Security & Privacy
Distributed comment spam prevention
Freshness Warning
This blog post is over 21 years old. It's possible that the information you read below isn't current and the links no longer work.
3 Sep 2003
Earlier I mentioned some ideas for preventing comment spam. Thanks to a TrackBack ping, I found out that Simon Willison had been discussing the same thing yesterday. I need to read Simon more often. This is the second time that I’ve been working on something only to find out that he’s doing something similar.
Simon’s offering a blacklist of domains that are used in his spam, and that gave me an idea. Combine a distributed blacklist with my distributed anti-spam concept.
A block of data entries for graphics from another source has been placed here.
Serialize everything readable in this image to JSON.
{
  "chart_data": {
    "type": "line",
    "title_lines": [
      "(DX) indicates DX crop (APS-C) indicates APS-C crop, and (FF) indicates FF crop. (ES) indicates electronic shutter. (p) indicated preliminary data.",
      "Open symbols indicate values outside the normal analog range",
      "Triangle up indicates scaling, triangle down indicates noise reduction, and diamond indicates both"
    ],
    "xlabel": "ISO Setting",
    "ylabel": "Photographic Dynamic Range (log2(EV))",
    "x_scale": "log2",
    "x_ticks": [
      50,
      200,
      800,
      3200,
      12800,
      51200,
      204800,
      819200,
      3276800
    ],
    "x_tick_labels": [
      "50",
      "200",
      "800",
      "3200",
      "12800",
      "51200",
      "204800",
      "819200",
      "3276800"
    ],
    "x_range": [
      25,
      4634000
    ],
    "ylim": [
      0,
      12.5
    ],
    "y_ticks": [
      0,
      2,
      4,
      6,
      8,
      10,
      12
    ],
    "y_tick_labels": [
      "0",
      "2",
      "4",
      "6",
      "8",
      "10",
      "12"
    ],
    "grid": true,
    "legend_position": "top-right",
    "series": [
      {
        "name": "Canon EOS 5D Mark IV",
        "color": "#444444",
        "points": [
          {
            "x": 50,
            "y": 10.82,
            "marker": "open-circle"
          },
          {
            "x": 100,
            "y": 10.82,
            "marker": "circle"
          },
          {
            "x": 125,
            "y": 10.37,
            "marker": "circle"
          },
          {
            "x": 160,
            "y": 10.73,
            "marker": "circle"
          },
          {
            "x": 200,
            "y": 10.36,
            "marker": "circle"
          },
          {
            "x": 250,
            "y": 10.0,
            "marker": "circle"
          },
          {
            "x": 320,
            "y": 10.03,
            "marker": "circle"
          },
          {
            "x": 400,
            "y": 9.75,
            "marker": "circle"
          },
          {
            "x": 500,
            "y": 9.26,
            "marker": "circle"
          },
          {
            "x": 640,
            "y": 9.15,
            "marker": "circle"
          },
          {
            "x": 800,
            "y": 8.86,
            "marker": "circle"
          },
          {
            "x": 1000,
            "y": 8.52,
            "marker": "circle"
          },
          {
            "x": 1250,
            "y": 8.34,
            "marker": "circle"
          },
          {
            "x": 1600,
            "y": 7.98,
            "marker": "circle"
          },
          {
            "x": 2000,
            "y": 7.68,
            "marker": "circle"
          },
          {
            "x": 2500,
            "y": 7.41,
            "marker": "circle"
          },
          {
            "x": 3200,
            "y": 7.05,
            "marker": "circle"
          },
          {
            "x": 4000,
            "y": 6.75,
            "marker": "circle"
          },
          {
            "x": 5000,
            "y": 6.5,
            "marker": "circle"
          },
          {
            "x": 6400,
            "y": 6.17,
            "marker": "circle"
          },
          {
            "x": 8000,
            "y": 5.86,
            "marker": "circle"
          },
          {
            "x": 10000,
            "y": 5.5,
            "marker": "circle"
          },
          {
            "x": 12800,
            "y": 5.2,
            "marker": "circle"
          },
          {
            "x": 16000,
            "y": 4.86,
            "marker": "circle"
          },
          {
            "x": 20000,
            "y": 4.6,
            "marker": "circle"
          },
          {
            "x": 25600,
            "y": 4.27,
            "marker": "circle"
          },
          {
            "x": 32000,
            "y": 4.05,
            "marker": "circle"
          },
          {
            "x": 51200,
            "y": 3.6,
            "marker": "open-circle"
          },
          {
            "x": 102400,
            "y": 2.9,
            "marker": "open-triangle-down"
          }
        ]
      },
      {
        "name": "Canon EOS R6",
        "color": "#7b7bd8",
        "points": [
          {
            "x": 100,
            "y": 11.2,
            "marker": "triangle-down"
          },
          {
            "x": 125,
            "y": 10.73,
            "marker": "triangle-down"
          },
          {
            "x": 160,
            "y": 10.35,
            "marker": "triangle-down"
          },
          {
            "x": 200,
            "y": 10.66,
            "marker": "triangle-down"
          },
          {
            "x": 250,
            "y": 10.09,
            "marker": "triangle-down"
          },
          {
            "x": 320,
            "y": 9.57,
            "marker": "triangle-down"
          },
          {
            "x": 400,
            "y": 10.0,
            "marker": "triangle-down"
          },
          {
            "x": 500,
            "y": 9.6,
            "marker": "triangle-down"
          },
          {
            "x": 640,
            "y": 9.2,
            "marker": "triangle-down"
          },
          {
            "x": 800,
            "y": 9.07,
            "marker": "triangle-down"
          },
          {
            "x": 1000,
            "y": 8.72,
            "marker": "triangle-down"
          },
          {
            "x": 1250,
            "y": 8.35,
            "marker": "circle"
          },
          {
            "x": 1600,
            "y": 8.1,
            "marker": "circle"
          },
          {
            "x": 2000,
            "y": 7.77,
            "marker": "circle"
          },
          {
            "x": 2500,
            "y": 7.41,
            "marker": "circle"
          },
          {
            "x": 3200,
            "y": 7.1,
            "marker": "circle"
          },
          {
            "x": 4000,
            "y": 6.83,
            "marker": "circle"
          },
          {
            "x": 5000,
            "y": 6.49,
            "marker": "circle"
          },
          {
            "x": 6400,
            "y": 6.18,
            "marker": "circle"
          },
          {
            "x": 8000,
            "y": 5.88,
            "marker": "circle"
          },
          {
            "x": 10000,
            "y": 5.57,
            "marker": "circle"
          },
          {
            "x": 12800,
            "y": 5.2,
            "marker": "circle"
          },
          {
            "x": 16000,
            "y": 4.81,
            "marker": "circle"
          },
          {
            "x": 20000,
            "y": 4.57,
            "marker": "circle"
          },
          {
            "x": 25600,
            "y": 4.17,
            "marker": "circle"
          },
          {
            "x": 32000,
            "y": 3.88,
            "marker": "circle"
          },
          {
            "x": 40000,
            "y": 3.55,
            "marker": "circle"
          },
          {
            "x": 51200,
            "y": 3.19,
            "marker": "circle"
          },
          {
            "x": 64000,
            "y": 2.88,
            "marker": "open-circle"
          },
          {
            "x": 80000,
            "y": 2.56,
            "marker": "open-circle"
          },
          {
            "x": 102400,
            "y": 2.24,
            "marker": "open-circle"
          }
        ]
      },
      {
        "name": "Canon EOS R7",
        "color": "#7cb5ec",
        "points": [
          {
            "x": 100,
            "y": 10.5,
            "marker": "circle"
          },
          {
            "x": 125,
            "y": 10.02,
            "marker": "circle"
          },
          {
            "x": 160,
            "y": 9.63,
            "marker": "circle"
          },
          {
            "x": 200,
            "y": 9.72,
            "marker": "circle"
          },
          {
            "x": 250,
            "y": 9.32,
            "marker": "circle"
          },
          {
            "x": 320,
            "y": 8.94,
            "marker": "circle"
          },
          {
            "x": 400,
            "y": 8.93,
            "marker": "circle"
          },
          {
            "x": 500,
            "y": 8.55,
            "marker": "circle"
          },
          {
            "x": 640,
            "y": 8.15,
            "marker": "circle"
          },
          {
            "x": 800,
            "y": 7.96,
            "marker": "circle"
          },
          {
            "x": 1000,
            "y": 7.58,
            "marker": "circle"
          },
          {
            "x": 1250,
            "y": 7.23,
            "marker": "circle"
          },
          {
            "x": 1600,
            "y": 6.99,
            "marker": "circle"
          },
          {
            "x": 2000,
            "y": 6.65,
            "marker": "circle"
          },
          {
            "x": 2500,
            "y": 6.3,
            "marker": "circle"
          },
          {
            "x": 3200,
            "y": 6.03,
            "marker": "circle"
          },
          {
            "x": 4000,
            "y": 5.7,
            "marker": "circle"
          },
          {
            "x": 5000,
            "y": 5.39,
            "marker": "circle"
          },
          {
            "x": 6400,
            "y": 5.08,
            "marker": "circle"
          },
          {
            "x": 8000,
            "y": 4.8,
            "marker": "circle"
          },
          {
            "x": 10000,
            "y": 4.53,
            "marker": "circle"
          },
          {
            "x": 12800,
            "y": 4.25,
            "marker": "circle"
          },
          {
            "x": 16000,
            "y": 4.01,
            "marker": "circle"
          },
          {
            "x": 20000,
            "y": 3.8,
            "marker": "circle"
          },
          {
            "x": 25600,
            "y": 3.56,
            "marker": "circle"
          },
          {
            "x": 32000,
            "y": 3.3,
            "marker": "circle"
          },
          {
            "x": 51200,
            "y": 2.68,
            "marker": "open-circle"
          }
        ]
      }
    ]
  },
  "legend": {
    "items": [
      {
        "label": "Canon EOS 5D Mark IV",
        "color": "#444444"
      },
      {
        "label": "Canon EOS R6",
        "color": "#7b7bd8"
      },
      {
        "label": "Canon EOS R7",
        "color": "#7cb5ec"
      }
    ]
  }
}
Sites could participate by sending the IP address, URL, and a digest of the comment body (an MD5 hash would work) to a central server or a cloud of servers. If the server saw that the same comment was being posted multiple places within a short time period it would send a ping to all participating sites. The ping would contain the IP address and URL of the spammer. The sites would then use this information to ban further comments from that site and IP. Ideally the ban would be temporary to minimize the impact of false positives, but that would be up to the site’s software.
Essentially, this would create an organic system that responds to wholesale comment spamming in real time. This wouldn’t solve the problem of someone posting an individual comment on a single site, but that’s not really the way spammers work. For spam to be effective, it needs enormous volume. And the only way to have that sort of posting volume is to automate it.